Non so se capita anche a te di avere a che fare con eventi complessi che richiedono tanta pianificazione e tanta resistenza fisica e mentale (a volte sono delle vere e proprie maratone)…
Ebbene, di recente – con grande entusiasmo – mi sono imbarcata in una serie di iniziative che oltre a necessitare di una programmazione di tipo generale e sequenziale (“prima faccio questo, poi faccio quello e poi faccio quell’altro…”, smarcando via-via la to do list ed il calendario sul quale religiosamente appunto e segno impegni e cose da fare), necessitano anche di pianificazioni spinte ad un livello di dettaglio discretamente elevato.
E proprio questa super-pianificazione mi fa spesso pensare – per contro – all’imprevedibilità.
Quella cosa che sta in agguato, là fuori da qualche parte, e che personalmente vedo come l’altra faccia di una ipotetica stessa medaglia.

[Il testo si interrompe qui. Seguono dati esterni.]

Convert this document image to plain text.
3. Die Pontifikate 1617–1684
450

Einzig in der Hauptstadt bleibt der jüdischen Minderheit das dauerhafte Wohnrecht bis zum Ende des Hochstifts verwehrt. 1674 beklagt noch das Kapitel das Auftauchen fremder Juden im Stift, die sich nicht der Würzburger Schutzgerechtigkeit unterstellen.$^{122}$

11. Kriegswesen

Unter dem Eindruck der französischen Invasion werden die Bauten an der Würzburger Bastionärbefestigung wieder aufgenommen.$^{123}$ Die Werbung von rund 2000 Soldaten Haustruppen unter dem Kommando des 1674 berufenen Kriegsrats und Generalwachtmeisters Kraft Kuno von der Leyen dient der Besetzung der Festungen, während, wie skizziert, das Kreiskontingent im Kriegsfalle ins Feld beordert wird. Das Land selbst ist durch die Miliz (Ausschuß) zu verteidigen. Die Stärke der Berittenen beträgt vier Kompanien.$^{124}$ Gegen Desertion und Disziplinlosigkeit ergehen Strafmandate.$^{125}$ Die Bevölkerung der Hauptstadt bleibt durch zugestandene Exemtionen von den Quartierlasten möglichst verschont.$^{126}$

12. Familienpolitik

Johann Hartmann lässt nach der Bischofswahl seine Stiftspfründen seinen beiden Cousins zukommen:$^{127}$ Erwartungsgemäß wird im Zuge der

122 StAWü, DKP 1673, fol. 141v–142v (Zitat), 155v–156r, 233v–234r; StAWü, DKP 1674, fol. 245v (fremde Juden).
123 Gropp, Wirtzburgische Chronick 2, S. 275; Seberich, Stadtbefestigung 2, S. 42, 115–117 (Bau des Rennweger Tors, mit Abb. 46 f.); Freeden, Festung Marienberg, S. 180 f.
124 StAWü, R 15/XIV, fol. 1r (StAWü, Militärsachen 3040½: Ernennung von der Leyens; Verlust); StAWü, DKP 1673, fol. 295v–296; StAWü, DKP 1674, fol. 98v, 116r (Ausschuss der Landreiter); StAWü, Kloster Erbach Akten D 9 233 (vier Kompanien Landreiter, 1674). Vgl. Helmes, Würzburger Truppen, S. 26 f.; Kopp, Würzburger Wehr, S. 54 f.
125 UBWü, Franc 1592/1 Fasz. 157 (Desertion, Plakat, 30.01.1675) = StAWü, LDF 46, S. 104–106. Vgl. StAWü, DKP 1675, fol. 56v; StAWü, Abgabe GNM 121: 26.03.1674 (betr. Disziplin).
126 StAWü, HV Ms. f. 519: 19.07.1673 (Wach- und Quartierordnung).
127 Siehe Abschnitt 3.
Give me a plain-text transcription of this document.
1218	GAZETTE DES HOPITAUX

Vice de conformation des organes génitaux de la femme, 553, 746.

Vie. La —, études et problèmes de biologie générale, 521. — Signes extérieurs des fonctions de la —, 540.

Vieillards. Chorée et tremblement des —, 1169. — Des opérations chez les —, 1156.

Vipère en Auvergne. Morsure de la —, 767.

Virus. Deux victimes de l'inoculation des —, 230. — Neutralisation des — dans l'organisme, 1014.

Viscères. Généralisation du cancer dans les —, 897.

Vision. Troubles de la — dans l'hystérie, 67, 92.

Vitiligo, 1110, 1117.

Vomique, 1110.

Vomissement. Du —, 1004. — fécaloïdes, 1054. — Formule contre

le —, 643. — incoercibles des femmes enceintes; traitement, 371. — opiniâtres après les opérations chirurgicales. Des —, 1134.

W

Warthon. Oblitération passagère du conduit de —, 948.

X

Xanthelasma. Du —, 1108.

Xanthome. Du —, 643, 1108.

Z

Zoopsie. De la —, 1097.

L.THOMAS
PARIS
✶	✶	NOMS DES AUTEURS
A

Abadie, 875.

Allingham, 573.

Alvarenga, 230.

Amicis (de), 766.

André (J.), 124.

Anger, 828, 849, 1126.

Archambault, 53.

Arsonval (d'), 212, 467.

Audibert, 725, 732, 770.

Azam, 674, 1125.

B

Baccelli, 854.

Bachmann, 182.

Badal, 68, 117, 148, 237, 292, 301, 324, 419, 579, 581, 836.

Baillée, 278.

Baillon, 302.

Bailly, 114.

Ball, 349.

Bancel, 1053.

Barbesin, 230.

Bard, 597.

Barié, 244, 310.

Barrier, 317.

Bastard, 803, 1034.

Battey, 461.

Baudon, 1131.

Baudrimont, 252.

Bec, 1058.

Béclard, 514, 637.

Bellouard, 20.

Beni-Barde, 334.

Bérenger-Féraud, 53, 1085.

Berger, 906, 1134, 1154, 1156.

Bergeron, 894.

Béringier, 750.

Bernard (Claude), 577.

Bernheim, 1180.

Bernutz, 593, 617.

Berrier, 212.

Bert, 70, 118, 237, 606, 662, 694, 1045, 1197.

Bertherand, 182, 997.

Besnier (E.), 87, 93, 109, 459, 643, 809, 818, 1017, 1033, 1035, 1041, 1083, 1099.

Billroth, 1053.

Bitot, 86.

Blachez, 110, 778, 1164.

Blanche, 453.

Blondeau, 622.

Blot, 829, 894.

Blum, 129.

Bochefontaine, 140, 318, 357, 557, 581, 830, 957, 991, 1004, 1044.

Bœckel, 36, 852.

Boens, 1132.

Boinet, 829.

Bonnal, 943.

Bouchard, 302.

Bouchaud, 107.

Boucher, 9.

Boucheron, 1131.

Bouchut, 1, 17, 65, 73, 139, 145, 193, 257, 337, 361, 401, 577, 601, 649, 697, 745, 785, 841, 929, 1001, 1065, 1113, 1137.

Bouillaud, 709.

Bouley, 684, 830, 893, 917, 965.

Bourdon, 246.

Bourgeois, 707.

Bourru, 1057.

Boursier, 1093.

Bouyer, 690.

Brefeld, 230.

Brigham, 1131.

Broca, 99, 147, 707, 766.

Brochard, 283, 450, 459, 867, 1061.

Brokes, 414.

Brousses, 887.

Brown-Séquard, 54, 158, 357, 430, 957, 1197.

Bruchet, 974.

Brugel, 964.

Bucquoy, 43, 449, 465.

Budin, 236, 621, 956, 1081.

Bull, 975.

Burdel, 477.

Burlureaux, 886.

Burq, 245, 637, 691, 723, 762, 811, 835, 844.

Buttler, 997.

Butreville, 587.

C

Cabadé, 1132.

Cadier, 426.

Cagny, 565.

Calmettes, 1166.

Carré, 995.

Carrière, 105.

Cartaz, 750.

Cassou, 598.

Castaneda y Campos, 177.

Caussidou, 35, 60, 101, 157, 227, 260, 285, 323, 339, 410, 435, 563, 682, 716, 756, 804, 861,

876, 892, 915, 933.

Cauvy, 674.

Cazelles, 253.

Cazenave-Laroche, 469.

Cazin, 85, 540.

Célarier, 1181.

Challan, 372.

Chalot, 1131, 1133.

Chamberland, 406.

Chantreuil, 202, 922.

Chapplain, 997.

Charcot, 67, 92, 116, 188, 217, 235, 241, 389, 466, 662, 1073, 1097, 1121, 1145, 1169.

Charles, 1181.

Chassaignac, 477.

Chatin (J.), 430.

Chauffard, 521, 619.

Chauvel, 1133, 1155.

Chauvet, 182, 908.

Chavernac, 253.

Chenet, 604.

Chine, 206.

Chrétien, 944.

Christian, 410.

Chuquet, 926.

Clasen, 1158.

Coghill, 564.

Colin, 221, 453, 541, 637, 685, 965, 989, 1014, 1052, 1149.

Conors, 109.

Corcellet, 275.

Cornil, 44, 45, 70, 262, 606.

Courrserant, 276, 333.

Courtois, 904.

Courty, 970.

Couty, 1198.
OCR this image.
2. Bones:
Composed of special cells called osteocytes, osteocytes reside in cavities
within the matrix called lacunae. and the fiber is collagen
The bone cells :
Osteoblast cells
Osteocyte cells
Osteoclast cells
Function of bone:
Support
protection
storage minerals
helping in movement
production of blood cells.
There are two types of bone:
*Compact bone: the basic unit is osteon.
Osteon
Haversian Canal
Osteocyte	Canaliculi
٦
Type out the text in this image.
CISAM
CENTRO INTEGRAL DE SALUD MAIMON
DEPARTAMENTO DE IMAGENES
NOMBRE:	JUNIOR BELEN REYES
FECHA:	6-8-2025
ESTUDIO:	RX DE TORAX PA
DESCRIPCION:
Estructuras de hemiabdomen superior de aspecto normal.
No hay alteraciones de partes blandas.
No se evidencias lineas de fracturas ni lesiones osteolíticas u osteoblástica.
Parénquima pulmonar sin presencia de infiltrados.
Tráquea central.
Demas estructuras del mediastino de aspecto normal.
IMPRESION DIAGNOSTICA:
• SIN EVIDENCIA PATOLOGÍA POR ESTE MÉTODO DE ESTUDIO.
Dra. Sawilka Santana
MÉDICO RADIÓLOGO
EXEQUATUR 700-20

Per la quale una non può esistere senza l’altra.
Perché puoi pianificare tutto fino al micro-dettaglio e micro-secondo, ma devi comunque essere preparato all’imprevedibilità che sarà rappresentata da quell’unica variabile delle dimensioni di un “quanto” (visto che poco sopra ho scritto di “micro”) che non avevi previsto e che rischierà di “mandare serenamente in vacca” (perdona l’espressione… e chiedo scusa alle mucche) tutta la “bella & buona” pianificazione che hai fatto.
E allora, che si fa?
Nulla.
Nel senso che sì – va bene – pianificare ogni minimo dettaglio, ma una cosa che ho imparato in questi ultimi 2-3 anni è che ad un certo punto devi “fermare le bocce” (giocando sulla variabile temporale).
Sospendere le attività.
E far metaforicamente decantare la “situazione”.
Perché va bene verificare che tutto sia più-o-meno pensato e che tutto funzioni.
Ma devi anche fermarti.
E lasciare spazio alla flessibilità operativa.
Flessibilità (e improvvisazione) che alleni maneggiando gli imprevisti.
Perché “per saper improvvisare è richiesta una gran preparazione” (riflettevo tempo fa).
Una contro-intuizione che fa corto circuito con quanto ‘sto sostenendo in questo post.
Ma che conferma la mia strana regola (e convinzione) sulla esistenza dei dualismi.
L’imprevedibilità, che puoi (e devi) gestire anche con lucidità mentale.
Quella lucidità mentale che deriva dal fermarsi, e dal prendere le distanze e spostare il punto di osservazione.
Perché magari da lì, da quel punto nuovo punto di osservazione, ne scorgi l’ombra e ti prepari a gestirla.